Thursday, 17 October 2024

Are The Tories and Blue Labour Neoliberals? Part 1 of 10

Are the Tories, and/or Blue Labour neo-liberals? No. That so many label them as such is a sign that the term is used not as a category, and aid to analysis, but simply as abuse, much as the term “fascist” has been used to describe individuals and organisations who quite clearly are no such thing. Its an indication of the degradation of Marxist, or even just socialist politics, to where it resolves, essentially, not into any kind of political science, but just moralistic, and emotional outbursts. Marx referred to a similar degradation in economics and in socialism, in the latter part of the 19th century as vulgar economics, and vulgar socialism.

What characterises neoliberalism (in itself a vague and pretty useless term), which I prefer to call conservative social-democracy, is a recognition of the role of big capital, and policies that serve the interests of the ruling-class, a ruling-class that, today, is comprised of owners of fictitious-capital, and who exercise control over that big capital, not via their private ownership of it, but via their ownership of shares – as well as via the state, which acts in their interests. If the Tories, or Blue Labour were, indeed, neo-liberals, neither of them would have been advocating Brexit, and both of them, now, would be taking advantage of its obvious failure, and unpopularity amongst the vast majority of the electorate to reverse it as quickly as possible! But, they are not doing so, which, in itself, shows that they are not neo-liberals.


The only mainstream parties, currently, that are neo-liberal are the Liberal Democrats, Greens, SNP, and Plaid Cymru. They are the only ones – if you ignore the, so far, irrelevant Rejoin The EU Party – that have an overtly neo-liberal agenda of rejoining the neo-liberal EU on its current basis. If, as a neo-liberal must do, you seek to advance the interests of the ruling class, by advancing the interests of large-scale, socialised, industrial capital, which provides the revenuesinterest/dividends – of that ruling class, as well as providing it with the capital gains from the rising asset prices associated with it, you must advocate for the EU, and a reversal of Brexit. The above parties do that, but the Tories and Blue Labour do not. The latter, therefore, are not neo-liberals, they are much worse, a reactionary throw back to a period before even social-democracy emerged in the 19th century.

What the Tories are, is a manifestation of the ideas, not of neo-liberalism, but of 18th century Liberalism, of the ideas of the Libertarians/anarcho-capitalists, of whom Hayek was the frontrunner, chosen by Thatcher, in the 1980's, and to whom the likes of Rees-Mogg look, today.
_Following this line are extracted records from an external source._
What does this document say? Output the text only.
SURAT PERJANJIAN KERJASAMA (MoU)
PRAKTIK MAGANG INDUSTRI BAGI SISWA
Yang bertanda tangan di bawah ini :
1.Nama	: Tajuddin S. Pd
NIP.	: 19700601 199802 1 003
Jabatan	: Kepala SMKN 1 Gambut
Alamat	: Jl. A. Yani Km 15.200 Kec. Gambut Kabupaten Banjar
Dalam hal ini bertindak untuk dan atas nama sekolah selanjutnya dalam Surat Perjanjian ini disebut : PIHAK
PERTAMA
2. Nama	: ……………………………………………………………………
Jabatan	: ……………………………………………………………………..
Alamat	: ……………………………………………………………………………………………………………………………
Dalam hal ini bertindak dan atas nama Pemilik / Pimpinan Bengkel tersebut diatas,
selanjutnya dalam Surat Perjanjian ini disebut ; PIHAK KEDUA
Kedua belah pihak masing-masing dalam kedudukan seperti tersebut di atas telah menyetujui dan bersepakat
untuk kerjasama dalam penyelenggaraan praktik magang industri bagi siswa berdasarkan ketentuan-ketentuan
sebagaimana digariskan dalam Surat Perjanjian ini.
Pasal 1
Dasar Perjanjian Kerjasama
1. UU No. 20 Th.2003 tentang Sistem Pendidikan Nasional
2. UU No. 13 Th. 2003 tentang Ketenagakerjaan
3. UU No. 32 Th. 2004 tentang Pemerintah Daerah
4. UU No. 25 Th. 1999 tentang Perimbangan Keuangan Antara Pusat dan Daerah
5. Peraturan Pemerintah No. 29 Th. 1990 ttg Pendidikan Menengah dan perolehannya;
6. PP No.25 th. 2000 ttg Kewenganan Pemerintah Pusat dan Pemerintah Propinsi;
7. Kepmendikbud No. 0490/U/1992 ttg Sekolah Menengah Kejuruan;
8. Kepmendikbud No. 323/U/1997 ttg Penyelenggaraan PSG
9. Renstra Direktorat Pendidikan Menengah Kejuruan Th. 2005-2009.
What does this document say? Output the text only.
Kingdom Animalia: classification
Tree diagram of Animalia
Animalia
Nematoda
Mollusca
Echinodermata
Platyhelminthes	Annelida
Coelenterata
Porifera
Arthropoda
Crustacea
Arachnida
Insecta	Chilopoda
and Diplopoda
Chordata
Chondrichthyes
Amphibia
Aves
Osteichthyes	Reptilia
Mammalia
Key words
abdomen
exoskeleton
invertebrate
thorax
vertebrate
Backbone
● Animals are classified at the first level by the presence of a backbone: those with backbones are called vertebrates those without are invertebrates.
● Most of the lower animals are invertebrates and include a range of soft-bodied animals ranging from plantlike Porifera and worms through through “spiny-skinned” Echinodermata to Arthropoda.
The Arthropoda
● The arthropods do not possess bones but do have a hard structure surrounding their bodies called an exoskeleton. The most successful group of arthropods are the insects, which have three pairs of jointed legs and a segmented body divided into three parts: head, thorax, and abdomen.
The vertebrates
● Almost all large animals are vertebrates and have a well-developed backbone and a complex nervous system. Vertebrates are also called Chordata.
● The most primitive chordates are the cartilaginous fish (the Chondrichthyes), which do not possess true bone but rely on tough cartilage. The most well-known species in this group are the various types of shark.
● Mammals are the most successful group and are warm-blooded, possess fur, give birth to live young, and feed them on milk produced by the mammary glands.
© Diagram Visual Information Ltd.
Thatcher was the point of transition from the mildly progressive social-democracy of post-war Buttskellism, which coexisted within a spectrum with conservative social-democracy, that ended in crisis in the 1970's, and broke down under Callaghan, into the period where conservative social-democracy had to contend, in the 1980's, not with a challenge to its Left, but from the Right, and battled it out, inside the Conservative Party, with the Classical Liberal/Libertarian, petty-bourgeois nationalists that represented the increased social weight of the petty-bourgeoisie, which make up its membership, and core vote.

They take seriously all of that nonsense contained in the small business myth, and need to limit and even break up the large monopolies, and so on, to return to some golden era of small business dynamism, and free market competition. They were strengthened by the fact that, since the 1980's, the size of the petty-bourgeoisie grew by 50%, reversing the trend seen over the previous 200 years, of them being squeezed out of existence. There is also a return to some of those ideas in the US, again, today, with proposals for breaking up the large tech monopolies, reminiscent of the reactionary ideas at the end of the 19th century, of “anti-trust” legislation. The reality is that its highpoint, recently, came and went with Truss's government.